In one moment, about 15 minutes ago, this tiny stack of wood and metal became a house. I’d run out through a lull in the storm to see how the tarp was holding up. After squeezing in between a roped down edge and the side of the trailer I checked, and double checked, every inch of the inside for leaks. The lull had passed, the thunder was right overhead, and the rain on the tarp made the house feel like the inside of a drum. But it was a dry drum, completely and utterly dry. And when I finally stood still, adequately convinced that the tarp was rain-proof, it suddenly felt like a house. Even as a stick frame covered in thin blue plastic, it was doing what all houses are meant to, providing shelter – and it was doing a mighty fine job of it. I lay down, right there on the sawdust covered subfloor and looked up at the roof of my very own (tiny) house.
So here’s what we’ve been doing over the past week to get here:
The final top plates and rafters slot into place.
The rain arrives giving us a chance to try out our giant tarp. Turns out it takes some trial and error to manage that thing (particularly in a windy rain storm!). Here it is getting opened back up again after one batch of rain has passed.
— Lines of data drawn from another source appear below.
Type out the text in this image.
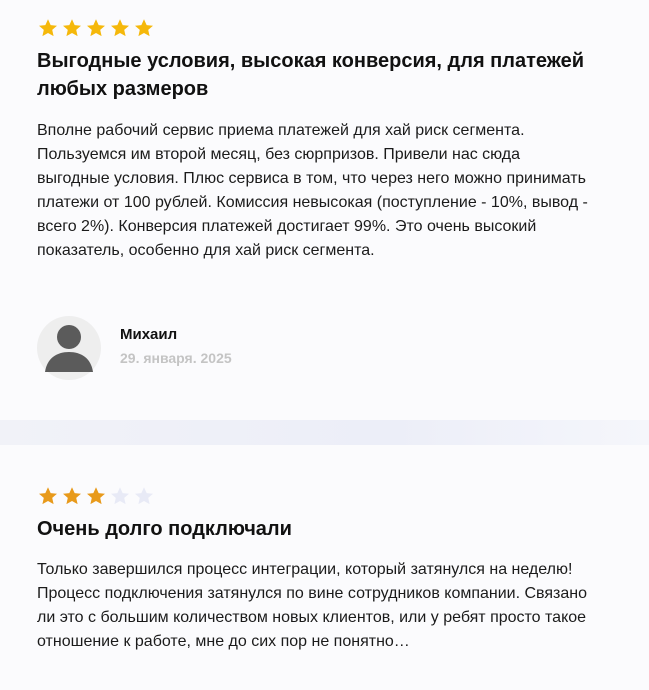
Выгодные условия, высокая конверсия, для платежей любых размеров
Вполне рабочий сервис приема платежей для хай риск сегмента. Пользуемся им второй месяц, без сюрпризов. Привели нас сюда выгодные условия. Плюс сервиса в том, что через него можно принимать платежи от 100 рублей. Комиссия невысокая (поступление - 10%, вывод - всего 2%). Конверсия платежей достигает 99%. Это очень высокий показатель, особенно для хай риск сегмента.
Михаил
29. января. 2025
Очень долго подключали
Только завершился процесс интеграции, который затянулся на неделю! Процесс подключения затянулся по вине сотрудников компании. Связано ли это с большим количеством новых клиентов, или у ребят просто такое отношение к работе, мне до сих пор не понятно…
Working inside cutting and prepping ready for the rain to pass.
♪ ♫ Here comes the sun ♪ ♫
One of our amazing volunteer building helpers from the Austin Tiny House MeetUp group. Cindy proved to be very handy with a hammer! Here she’s getting up some of the last of our metal structural strapping.
Another amazing volunteer, Rose, getting some of the sheathing material cut for baffles in the roof. Her first time using a circular saw and she had it down like a pro from the start.
Enjoying a well earned lunch. Also a great chance to quiz Cindy and Rose on all they’d learned at the Tiny House Jamboree last weekend!
That’s all folks! Looks like the rain’s passed and it’s time to get back to work :). The weatherman says rain on and off all week so we’re going to be pros with getting that tarp on in minutes by the end!